India's benchmark Nifty 50 index hit a record high on Thursday, as the central bank's hefty dividend to the government boosted financials amid hopes of an improvement in the country's fiscal deficit.

The blue-chip NSE Nifty 50 rose as much as 1.08% to 22,841.65 points, an all-time high. The S&P BSE Sensex rose 0.98% to 74,951.74, as of 12:55 p.m. IST.

India's central bank approved a record surplus transfer of 2.11 trillion rupees ($25.35 billion) to the government for fiscal 2024, well above the government's projection.

The Reserve Bank of India's (RBI) record dividend will have a compounding effect on the expenditure and consumerisation of the economy, which is a huge positive for equity markets as well, Deven Choksey, managing director at DRChoksey FinServ said.

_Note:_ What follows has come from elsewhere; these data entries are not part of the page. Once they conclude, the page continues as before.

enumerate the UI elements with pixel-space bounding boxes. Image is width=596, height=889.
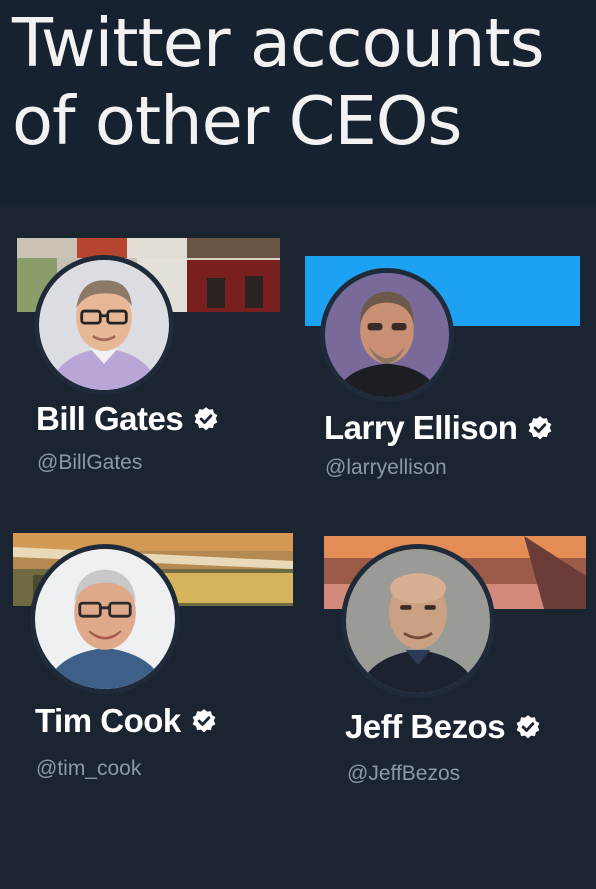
page-title: Twitter accounts of other CEOs	[12, 4, 592, 160]
bill-gates-avatar-image	[39, 260, 169, 390]
verified-badge-icon	[527, 415, 553, 441]
bill-gates-avatar[interactable]	[34, 255, 174, 395]
larry-ellison-avatar-image	[325, 273, 449, 397]
verified-badge-icon	[515, 714, 541, 740]
profile-handle[interactable]: @tim_cook	[36, 757, 141, 781]
profile-name[interactable]: Tim Cook	[35, 702, 181, 740]
larry-ellison-avatar[interactable]	[320, 268, 454, 402]
profile-handle[interactable]: @BillGates	[37, 451, 142, 475]
jeff-bezos-avatar-image	[346, 549, 490, 693]
profile-name[interactable]: Larry Ellison	[324, 409, 518, 447]
verified-badge-icon	[191, 708, 217, 734]
tim-cook-avatar[interactable]	[30, 544, 180, 694]
profile-name-row: Jeff Bezos	[345, 708, 541, 746]
tim-cook-avatar-image	[35, 549, 175, 689]
profile-handle[interactable]: @larryellison	[325, 456, 447, 480]
profile-name[interactable]: Jeff Bezos	[345, 708, 506, 746]
profile-name-row: Larry Ellison	[324, 409, 553, 447]
profile-name-row: Bill Gates	[36, 400, 219, 438]
verified-badge-icon	[193, 406, 219, 432]
jeff-bezos-avatar[interactable]	[341, 544, 495, 698]
header: Twitter accounts of other CEOs	[0, 0, 596, 205]
title-line-2: of other CEOs	[12, 82, 462, 160]
profile-name-row: Tim Cook	[35, 702, 217, 740]
title-line-1: Twitter accounts	[12, 4, 545, 82]
profile-name[interactable]: Bill Gates	[36, 400, 184, 438]
profile-handle[interactable]: @JeffBezos	[347, 762, 460, 786]
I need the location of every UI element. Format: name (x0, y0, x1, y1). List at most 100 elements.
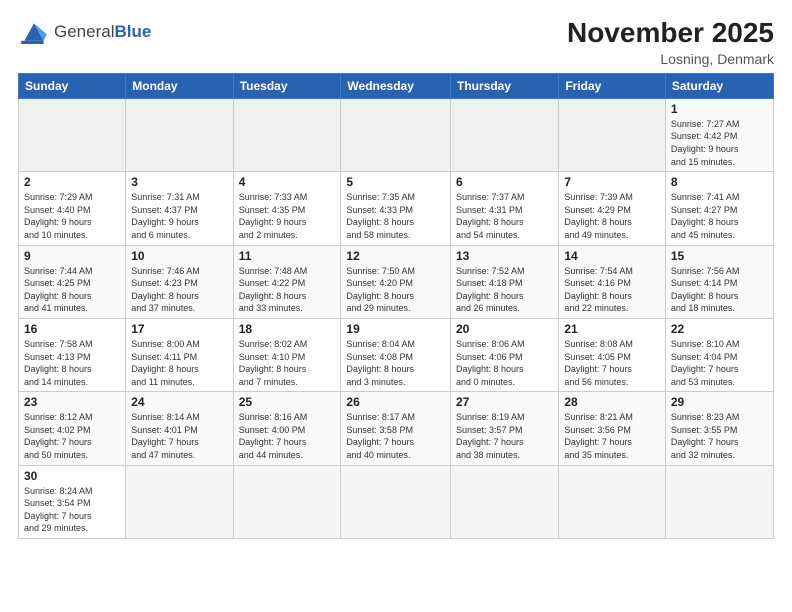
title-block: November 2025 Losning, Denmark (567, 18, 774, 67)
calendar-day-cell: 11 Sunrise: 7:48 AM Sunset: 4:22 PM Dayli… (233, 245, 341, 318)
calendar-day-cell (451, 98, 559, 171)
calendar-day-cell: 28Sunrise: 8:21 AM Sunset: 3:56 PM Dayli… (559, 392, 666, 465)
calendar-day-cell: 15Sunrise: 7:56 AM Sunset: 4:14 PM Dayli… (665, 245, 773, 318)
day-info: Sunrise: 7:56 AM Sunset: 4:14 PM Dayligh… (671, 265, 768, 315)
day-number: 21 (564, 322, 660, 336)
weekday-header-thursday: Thursday (451, 73, 559, 98)
day-number: 6 (456, 175, 553, 189)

The higher dividend from the RBI will improve the government's cash position, which is a positive for banking stocks, analysts said.

Financials, the heaviest-weighted sector in the Nifty 50 index, rebounded from a 0.82% drop in the last two sessions to rise 1.33%. State-owned banks climbed 2%.

Private lenders Axis Bank and IndusInd Bank rose 3.6% and 2%, respectively, and were among the top five Nifty 50 gainers.

The Nifty 50 had last hit a record high in early May but uncertainty over the outcome of India's general elections and foreign selling had pushed volatility to near two-year highs.

However, steady domestic buying have helped curb losses.

High inflows from mutual fund investors through the systematic investment plan-route will continue to be the norm, Deven Choksey said.

On Thursday, metal stocks dropped 0.45%, weighed down by a strong U.S. dollar following hawkish Federal Reserve minutes.

Power Grid Corporation of India lost 2.6% after reporting a drop in March quarter profit.

Sun Pharmaceutical Industries dropped 3% after the drug maker missed March quarter revenue estimates.

Power Grid and Sun Pharma were the top Nifty 50 losers.